In questa direzione si sono mosse le considerazioni su Trieste, «città di confine, con tutti i problemi, spesso drammatici, che questo ha comportato e comporta». «Porre dei confini è essenziale per definire qualcosa, ma porre dei con-fini vuol dire anche porre dei fini comuni»: un intreccio etimologico per spiegare come la «con-divisione significa proprio valorizzare le differenze» e che «con-dividere (i trattini per marcare il significato non sono certo stati una scelta casuale da parte di Crepaldi, ndr) vuol dire essere diversi, ma a partire da una unità di fondo e tendendo a una unità di fondo, a dei con-fini, a dei fini condivisi». Dunque, «su questa linea, Trieste avrà nella Chiesa una sua pronta e generosa compagna».

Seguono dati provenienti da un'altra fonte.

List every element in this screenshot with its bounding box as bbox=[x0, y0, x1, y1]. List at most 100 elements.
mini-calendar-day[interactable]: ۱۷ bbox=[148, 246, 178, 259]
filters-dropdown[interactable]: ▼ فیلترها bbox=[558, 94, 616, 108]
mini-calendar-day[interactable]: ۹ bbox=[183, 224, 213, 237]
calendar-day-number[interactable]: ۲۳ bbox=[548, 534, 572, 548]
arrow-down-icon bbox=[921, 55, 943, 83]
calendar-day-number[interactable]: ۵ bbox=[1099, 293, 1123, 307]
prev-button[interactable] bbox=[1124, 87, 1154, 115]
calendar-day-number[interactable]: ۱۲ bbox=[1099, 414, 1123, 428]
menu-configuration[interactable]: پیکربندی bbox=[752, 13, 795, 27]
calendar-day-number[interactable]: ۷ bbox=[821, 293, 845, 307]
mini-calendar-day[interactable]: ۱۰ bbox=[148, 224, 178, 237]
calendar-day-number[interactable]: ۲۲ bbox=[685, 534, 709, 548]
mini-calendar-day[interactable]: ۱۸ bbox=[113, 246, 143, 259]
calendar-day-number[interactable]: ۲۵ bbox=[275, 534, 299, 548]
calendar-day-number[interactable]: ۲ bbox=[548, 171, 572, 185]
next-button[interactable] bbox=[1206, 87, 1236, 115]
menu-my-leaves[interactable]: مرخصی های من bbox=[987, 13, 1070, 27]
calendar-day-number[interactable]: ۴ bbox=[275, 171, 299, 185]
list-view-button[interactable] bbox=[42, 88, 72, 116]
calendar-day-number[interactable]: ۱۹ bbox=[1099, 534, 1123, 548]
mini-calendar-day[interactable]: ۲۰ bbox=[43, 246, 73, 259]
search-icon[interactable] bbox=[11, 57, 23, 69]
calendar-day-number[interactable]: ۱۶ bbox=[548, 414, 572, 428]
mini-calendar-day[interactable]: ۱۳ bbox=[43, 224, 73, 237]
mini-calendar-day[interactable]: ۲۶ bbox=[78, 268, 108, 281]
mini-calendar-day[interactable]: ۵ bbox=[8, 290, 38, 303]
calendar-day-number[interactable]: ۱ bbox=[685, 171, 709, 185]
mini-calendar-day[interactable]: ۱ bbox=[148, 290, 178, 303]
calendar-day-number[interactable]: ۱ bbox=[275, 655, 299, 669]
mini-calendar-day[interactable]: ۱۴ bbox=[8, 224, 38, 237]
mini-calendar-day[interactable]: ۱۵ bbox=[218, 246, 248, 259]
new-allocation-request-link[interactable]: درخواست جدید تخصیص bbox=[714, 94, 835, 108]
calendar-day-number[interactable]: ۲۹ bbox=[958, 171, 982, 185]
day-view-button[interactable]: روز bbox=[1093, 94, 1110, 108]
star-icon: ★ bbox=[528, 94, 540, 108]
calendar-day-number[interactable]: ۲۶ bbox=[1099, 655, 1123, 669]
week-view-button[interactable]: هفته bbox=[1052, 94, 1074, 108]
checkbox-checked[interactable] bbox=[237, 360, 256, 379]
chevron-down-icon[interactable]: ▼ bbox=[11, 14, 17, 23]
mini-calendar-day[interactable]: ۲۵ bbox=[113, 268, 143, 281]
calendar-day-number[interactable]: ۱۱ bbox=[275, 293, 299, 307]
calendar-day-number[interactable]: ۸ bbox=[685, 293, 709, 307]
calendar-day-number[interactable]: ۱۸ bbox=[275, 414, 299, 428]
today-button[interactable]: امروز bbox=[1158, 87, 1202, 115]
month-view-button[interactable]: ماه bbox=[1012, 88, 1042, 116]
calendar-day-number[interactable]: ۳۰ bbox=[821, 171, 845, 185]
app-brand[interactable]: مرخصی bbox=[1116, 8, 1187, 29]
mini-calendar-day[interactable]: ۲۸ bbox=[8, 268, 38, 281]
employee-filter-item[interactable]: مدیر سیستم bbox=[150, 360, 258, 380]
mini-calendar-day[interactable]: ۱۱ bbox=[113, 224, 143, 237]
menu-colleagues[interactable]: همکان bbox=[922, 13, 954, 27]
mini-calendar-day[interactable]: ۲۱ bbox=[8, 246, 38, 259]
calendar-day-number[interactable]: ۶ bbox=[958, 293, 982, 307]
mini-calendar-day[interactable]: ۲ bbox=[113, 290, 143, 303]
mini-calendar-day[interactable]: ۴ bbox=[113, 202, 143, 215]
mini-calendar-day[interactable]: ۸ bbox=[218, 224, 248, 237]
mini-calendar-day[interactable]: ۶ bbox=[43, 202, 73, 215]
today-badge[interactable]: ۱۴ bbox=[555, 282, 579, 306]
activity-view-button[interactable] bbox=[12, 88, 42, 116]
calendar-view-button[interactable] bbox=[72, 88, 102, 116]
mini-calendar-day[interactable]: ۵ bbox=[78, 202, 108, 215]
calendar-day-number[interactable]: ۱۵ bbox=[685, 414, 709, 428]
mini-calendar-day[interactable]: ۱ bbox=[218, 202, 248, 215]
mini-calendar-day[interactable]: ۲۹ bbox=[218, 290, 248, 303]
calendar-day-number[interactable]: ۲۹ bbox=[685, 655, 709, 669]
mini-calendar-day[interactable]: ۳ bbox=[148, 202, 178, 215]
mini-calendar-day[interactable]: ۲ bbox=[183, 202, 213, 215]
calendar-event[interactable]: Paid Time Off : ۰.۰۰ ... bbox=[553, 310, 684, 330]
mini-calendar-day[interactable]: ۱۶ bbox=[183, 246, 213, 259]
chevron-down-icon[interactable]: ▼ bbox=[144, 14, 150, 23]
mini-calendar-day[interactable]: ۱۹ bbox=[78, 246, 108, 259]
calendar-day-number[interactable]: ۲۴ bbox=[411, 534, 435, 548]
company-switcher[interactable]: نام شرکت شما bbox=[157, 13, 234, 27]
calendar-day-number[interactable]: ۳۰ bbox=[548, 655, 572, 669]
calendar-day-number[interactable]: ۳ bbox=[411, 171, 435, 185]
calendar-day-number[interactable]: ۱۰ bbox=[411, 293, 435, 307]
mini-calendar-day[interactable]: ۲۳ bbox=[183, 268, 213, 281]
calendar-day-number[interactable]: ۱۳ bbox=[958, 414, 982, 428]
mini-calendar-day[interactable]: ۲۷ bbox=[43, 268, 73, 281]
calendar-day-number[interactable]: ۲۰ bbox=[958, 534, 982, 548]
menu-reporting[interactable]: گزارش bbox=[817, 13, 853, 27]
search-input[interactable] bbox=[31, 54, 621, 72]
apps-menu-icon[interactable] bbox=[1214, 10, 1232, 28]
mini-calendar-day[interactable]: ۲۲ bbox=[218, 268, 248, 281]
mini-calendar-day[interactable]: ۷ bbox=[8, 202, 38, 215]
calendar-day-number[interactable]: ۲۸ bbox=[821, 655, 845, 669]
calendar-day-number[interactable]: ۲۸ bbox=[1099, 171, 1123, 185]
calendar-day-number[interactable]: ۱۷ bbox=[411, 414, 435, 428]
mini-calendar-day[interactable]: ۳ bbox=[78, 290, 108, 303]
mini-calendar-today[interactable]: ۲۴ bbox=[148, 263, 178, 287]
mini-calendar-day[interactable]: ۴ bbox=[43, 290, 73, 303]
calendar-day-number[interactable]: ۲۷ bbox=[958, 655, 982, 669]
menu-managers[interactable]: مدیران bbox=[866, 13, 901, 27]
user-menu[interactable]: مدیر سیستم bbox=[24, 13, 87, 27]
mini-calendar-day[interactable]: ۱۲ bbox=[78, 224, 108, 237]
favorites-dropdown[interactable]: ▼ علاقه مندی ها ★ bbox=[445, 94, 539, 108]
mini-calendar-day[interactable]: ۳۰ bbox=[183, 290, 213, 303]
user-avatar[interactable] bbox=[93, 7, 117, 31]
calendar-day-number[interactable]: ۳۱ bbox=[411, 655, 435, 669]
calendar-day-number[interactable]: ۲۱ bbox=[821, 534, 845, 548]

Ritornando sulla questione del recupero di valori morali e, quindi, della ricerca di beni essenziali quali il bisogno di amore e di gioia, Crepaldi ha citato poi le dieci «A» proposte per completare tali percorsi dal Cardinale François-Xavier Van Thuan, già presidente del Pontificio consiglio della giustizia e della pace, morto nel 2002 e punto di riferimento per il religioso di Pettorazza Grimani: «Le cinque A del fuoco interiore, adorare, amare, ascoltare, abbandonarsi e accettare. E le cinque A del fuoco esteriore, dell’impegno pratico: agire, animare, approssimarsi, avventurarsi e allietarsi». Il vescovo ha infine affidato il suo episcopato, il suo cammino intrapreso ieri ufficialmente a Trieste, a «Maria, Madre e Regina veneratissima», «pregandola di renderlo fecondo di bene e di grazia».